無指定区域の場合、注意したいのはどのような扱い方がされているかという点です。たとえば、都市計画区域内であれば、住居を目的にした建築物の建築自体には特に問題は出ません。ただし、建ぺい率や容積率については確認した方がいいでしょう。建築は可能とされていますが、実際には行政による部分が大きいのが特徴です。

無指定区域の土地を売却するなら、行政の関連部署で確認しておき、売るタイミングを考えてみましょう。

用途地域別の建築条件で売却を考える

不動産を売却する際は、それがどの用途地域であるかを考えることが重要です。

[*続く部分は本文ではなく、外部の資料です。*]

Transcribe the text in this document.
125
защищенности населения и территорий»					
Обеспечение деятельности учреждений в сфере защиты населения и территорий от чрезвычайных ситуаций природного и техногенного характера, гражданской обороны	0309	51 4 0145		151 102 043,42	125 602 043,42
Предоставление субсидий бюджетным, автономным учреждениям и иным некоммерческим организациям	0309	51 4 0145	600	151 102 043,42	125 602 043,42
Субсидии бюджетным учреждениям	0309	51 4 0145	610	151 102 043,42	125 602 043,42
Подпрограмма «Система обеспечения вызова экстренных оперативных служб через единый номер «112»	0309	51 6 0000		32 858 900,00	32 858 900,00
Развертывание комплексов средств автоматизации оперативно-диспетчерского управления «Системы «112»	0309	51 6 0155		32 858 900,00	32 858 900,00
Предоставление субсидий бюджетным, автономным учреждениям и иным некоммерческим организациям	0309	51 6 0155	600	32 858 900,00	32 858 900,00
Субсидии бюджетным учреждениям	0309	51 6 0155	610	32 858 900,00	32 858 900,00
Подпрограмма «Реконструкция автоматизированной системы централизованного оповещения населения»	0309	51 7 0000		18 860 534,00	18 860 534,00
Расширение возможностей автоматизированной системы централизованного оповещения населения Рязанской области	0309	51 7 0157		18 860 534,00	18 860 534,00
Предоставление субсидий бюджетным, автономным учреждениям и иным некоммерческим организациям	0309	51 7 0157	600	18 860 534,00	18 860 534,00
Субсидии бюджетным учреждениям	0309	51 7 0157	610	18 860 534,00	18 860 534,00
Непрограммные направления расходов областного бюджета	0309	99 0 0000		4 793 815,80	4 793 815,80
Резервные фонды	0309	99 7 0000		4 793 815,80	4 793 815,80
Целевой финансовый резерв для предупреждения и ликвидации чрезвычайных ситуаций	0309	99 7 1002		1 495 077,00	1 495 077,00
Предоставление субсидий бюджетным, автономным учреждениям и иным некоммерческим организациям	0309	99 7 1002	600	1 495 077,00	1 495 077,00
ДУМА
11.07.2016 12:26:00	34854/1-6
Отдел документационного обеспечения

そして、その用途地域ではどこまでの建築が可能か、どのような使い方ができるかを改めて確認しておきましょう。そうすれば、売却の方法やターゲットを絞りやすくなります。

もちろん、自然災害やその他の要因が絡んできた場合も不動産の価値に影響することはあります。しかし、近隣の環境に左右される可能性のほうが高いと言えるでしょう。たとえば、近隣に斎場がある場合や汚物処理施設などが建設されている場合には、不動産としての価値が下がらないとも言いきれません。

住居として売却するなら、風俗業などがある場合も同じです。こうした施設や店舗は、建築できる地域が限られています。不動産を購入した時点では建っていなかったものでも、後から建築されてしまったら売り方を工夫しましょう。一般の住居より住居兼事務所または住居兼店舗などのほうが売れる場合があります。

また、古くから住んでいる場合に多いのが、建築基準法に関わる問題です。ずいぶん昔に購入した不動産や、親から受け継いだ住居の場合、セットバックしなければならない場合もあります。厄介なのは、再建築不可物件です。セットバックは、隣接する道路を拡張することが目的で、決められた面積を空ければ特に問題はありません。しかし、建築不可物件に該当している場合には、建て替えができないなどの制限が出てきます。可能であれば、売却前にセットバックしておくのもひとつの方法です。

目的に合った用途地域を選ぶ

不動産は、どう使うかを考え、その目的に合った用途地域から選んでおくと、住み替えなどのときも売りやすくなります。

たとえば、事務所や店舗が兼用された住居であれば、商売に重点を置くのか、暮らしに重点を置くのかでは選ぶ条件が変わってきます。静かに暮らすなら、第一種低層住宅専用地域か第二種低層住宅用地域が向いていますし、買い手は付きやすいと言えます。商業地域や近隣商業地域の中に不動産があれば、収益が見込める事業用として売りやすいでしょう。

使い方に合った場所にある不動産であれば、手放す場合でも大きな値崩れや売れないという心配もありません。不動産は周囲の環境で価値が変わります。購入したときより、売却のデメリットが多くなっているような場合には、条件や環境に応じて更地にするなどの手段を考えるのもいいかもしれません。